By the time I got to the SVT, it was school knocking-off time and I was surrounded by secondary school children, obviously away from the watchful eyes of parents and teachers, getting up to all sorts of high jinks. The SVT is 4 Km long and goes all the way to New Mills.

The SVT is fairly straight forward walking for most of the way. You might, from time to time, begin to wish you had your bike though. There is an “interesting” bit at GR 022, 868. The path suddenly comes around to the left and you come out on to Station Road. What you need to do is not come out on to the road but follow the path alongside the North of the road, for 150m whereupon you come to a wooden gate, for the purposes of restraining exuberant children and dogs from the busy road. Go through the gate and cross the road to a gate on the opposite side of the road. Whereupon you continue your walk. There would have been a bridge here originally for the trains, of course.

New Mills

On the outskirts of New Mills the Trail seems to lose the plot a bit as it starts to get just a little narrow and winding. This is because of more missing bridges. The trail rises to road-level at St Georges Road and goes back down below, after crossing the road. Same procedure at Church Lane, 50m further along. Under a bridge at Hyde Bank Road.

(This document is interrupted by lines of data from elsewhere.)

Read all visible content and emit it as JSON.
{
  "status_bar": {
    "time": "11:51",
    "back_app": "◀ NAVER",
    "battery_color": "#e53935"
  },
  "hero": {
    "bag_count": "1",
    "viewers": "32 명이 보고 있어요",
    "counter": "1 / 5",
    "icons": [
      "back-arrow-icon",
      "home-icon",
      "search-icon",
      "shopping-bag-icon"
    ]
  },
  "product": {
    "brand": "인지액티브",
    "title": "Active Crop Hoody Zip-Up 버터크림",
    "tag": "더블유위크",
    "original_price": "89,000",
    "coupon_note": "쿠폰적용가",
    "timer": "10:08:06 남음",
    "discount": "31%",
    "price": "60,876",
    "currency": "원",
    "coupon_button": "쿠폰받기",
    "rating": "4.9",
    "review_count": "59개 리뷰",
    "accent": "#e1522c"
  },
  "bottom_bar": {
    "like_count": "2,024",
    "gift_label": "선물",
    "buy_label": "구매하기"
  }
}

The SVT crosses High Hill Road at GR 009, 867. There must have been a level crossing here when the trains were running, I guess. There is a bridge as the trail crosses Watford Bridge Road. Finally emerging at Lower Rock Street. You can get to the end of the trail but it is a bit of a faff getting back up to the road and to the station from there.

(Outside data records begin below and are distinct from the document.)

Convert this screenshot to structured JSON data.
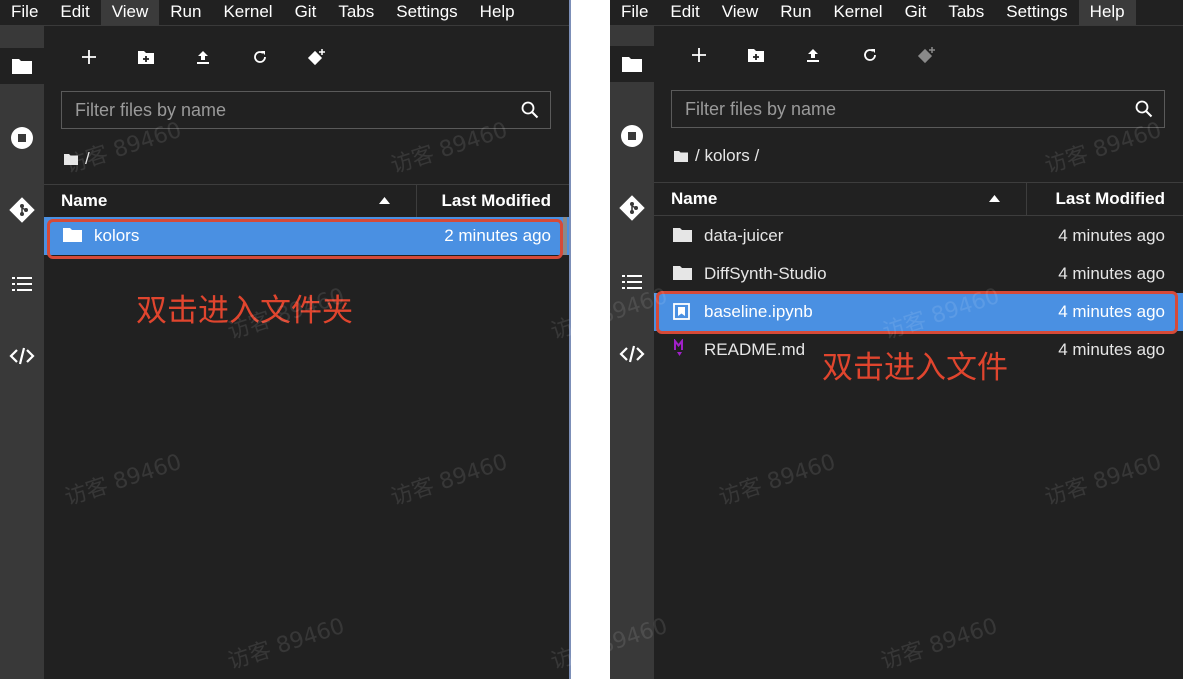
{
  "menu": [
    "File",
    "Edit",
    "View",
    "Run",
    "Kernel",
    "Git",
    "Tabs",
    "Settings",
    "Help"
  ],
  "left": {
    "active_menu": "View",
    "filter_placeholder": "Filter files by name",
    "breadcrumb": "/",
    "columns": {
      "name": "Name",
      "modified": "Last Modified"
    },
    "files": [
      {
        "name": "kolors",
        "modified": "2 minutes ago",
        "icon": "folder-icon",
        "selected": true
      }
    ],
    "annotation": "双击进入文件夹"
  },
  "right": {
    "active_menu": "Help",
    "filter_placeholder": "Filter files by name",
    "breadcrumb": "/ kolors /",
    "columns": {
      "name": "Name",
      "modified": "Last Modified"
    },
    "files": [
      {
        "name": "data-juicer",
        "modified": "4 minutes ago",
        "icon": "folder-icon",
        "selected": false
      },
      {
        "name": "DiffSynth-Studio",
        "modified": "4 minutes ago",
        "icon": "folder-icon",
        "selected": false
      },
      {
        "name": "baseline.ipynb",
        "modified": "4 minutes ago",
        "icon": "notebook-icon",
        "selected": true
      },
      {
        "name": "README.md",
        "modified": "4 minutes ago",
        "icon": "markdown-icon",
        "selected": false
      }
    ],
    "annotation": "双击进入文件"
  },
  "watermark": "访客 89460",
  "colors": {
    "background": "#212121",
    "sidebar": "#393939",
    "selection": "#4a90e2",
    "annotation": "#e0452e"
  }
}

Turn left into Back Union Road, and then join the main Union Road, B6101, going south. Be sure to look down over the side of the road bridge as it crosses the Goyt river valley to see what you missed by not messing about on the SVT anymore. I received lovely smiles from a mother and daughter who were also walking along this bridge locally. I probably had an inane expression on my face at this point which they took for a smile. Or maybe they were just amused by this flagging little man with a walking pole and back pack. I was wearing my shorts. That would have done it.

Turn right at the junction of Union Road into Albion Road, A6015, to finally traipse your way along to New Mills Newtown Train Station. There is an old chapel by the station that has been nicely done up into a gym, called “New Bodies”. You’ll be thinking you’d maybe like one of those by now.